Stop conflating smacking with violent assault
The latest calls for a ban on smacking in the UK rest on some very dubious logic.
Given some of the guff anti-smacking campaigners and quangocrats have emitted recently, you could be forgiven for thinking that there is no legal provision to stop adults from beating the bejesus out of children.
Take England’s children’s commissioner, Maggie Atkinson, who was clearly eager to show off her grasp of jurisprudence in last Saturday’s Independent. ‘In law you are forbidden from striking another adult, and from physically chastising your pets, but somehow there is a loophole around the fact that you can physically chastise your child. It’s counter-evidential’, she said. Never slow to turn up, big spoon in hand, when the stinking pot of parental suspicion is being stirred, the National Society for the Prevention of Cruelty to Children was quick to agree with Atkinson, stating: ‘Children should have the same rights as adults in law to be protected from physical assaults.’
Funnily enough, I agree that children should be legally entitled to the same protections from physical assault as adults. In fact, aside from the determinedly sociopathic, I reckon every member of society would like to see all forms of grievous bodily harm inflicted on children outlawed. Violence towards kids is not generally considered socially acceptable. Which is why it’s not particularly surprising to discover that beating up children is in fact already illegal. Yep, that’s right: if you punch a three-year-old in the face, you will face charges.
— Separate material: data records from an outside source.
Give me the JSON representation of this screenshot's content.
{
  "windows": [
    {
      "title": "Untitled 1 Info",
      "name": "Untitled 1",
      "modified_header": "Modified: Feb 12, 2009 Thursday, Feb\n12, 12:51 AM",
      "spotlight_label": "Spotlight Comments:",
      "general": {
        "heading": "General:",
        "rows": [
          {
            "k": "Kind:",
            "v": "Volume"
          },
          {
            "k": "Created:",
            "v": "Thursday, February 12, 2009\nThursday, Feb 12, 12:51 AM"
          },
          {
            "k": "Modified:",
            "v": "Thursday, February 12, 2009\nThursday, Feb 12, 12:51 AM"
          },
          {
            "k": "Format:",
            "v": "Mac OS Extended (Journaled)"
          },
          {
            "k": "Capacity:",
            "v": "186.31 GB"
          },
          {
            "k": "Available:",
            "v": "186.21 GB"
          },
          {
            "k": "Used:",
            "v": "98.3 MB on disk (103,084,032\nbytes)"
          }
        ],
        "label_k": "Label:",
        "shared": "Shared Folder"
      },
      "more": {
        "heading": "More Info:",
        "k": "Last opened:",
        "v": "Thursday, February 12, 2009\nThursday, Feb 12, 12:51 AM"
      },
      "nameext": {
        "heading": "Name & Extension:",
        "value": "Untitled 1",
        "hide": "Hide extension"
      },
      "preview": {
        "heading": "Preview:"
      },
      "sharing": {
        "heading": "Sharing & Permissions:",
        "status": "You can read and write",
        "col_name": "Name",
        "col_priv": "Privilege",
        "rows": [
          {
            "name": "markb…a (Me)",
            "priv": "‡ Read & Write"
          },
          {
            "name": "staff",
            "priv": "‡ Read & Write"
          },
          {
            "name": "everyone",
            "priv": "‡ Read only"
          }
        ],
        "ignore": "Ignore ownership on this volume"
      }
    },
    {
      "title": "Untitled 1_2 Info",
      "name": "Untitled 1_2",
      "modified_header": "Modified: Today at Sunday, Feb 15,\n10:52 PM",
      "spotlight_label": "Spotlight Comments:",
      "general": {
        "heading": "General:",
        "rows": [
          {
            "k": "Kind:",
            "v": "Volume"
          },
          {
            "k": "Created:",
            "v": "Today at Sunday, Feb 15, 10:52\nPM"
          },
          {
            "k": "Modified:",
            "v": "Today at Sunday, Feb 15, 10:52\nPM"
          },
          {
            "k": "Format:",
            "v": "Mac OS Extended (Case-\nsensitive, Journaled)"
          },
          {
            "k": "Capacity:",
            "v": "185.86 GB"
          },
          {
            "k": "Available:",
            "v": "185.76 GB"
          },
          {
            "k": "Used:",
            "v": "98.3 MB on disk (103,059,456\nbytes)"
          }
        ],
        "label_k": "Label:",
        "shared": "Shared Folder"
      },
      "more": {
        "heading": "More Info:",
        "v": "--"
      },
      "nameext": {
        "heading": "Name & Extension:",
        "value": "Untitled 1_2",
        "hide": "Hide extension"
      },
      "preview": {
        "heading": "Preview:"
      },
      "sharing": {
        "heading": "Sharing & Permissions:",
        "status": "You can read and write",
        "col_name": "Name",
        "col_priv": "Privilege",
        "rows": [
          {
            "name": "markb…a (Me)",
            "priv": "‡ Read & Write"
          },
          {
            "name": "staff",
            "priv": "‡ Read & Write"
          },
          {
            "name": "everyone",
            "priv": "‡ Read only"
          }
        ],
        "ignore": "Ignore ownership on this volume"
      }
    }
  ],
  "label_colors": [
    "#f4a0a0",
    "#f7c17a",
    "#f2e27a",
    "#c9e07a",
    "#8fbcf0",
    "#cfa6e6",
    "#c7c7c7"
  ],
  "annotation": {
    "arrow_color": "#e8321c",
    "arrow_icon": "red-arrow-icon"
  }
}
So why, given that assaulting toddlers is indeed prohibited under English law, are Atkinson, the NSPCC and assorted other activists talking as if it’s not? The answer lies in one of the key rhetorical strategies of the anti-smacking lobby. That is, in order to press for a ban on parents smacking children (which is legally permitted right now), the anti-smackers routinely conflate the act of smacking with an act of violence. In their eyes, there is no real distinction between delivering a smack to the bottom of a recalcitrant five-year-old and beating up an old-age pensioner – they’re seen as part of the same continuum of violent behaviour. As a result, a critic of smacking can come up with the following gobsmacking logic: ‘[When a man] punches a woman for her handbag, [he] is called a mugger; but when he becomes a father and hits his tiresome, disobedient or disrespectful child, we call him a disciplinarian.’
As incredible as it might seem to the ban-smacking crusaders, there is a distinction between a parent deciding to smack a naughty child and a bloke deciding to beat someone up because he looked at him funny. In the case of a parent, the intent is indeed to discipline the child, to show him his behaviour is unacceptable; in the case of the fisticuffing fella, the intent is to cause physical harm. That’s why smacking should not be conflated with violence: there is absolutely no intent on the part of a parent who smacks to cause injury let alone death, and it’s to the anti-smacking lobby’s eternal shame that its protagonists act as if there is. Parents, contrary to the insinuations of the NSPCC and its army of fellow travellers, tend to love their kids, not wish them harm.
Yet at heart, Atkinson and the NSPCC are not actually concerned with the act of smacking in itself. What really troubles them, and what drives them to plonk smacking on some specious spectrum of violence, is the idea of parental authority more generally. Many in the child-protection industry, and officialdom generally, simply do not believe parents are capable of bringing up children without, to misquote Philip Larkin, fucking them up. This cultural unease with the idea of trusting parents to get on with being parents explains why the terms associated with explaining the exercise of parental authority, be it ‘punishment’ or ‘discipline’, now have negative connotations. And it’s this elite suspicion of parental authority, and the increasing readiness to associate its exercise with ‘abuse’, that continues to fuel the calls for a ban on smacking.
No doubt the majority of anti-smacking activists think they’re doing children a great service. But in further curtailing a parent’s capacity to exercise authority, to communicate to their children what is right and wrong, the relationship between adult and child is being eroded. And that will do future generations no good at all.
Tim Black is deputy editor of spiked.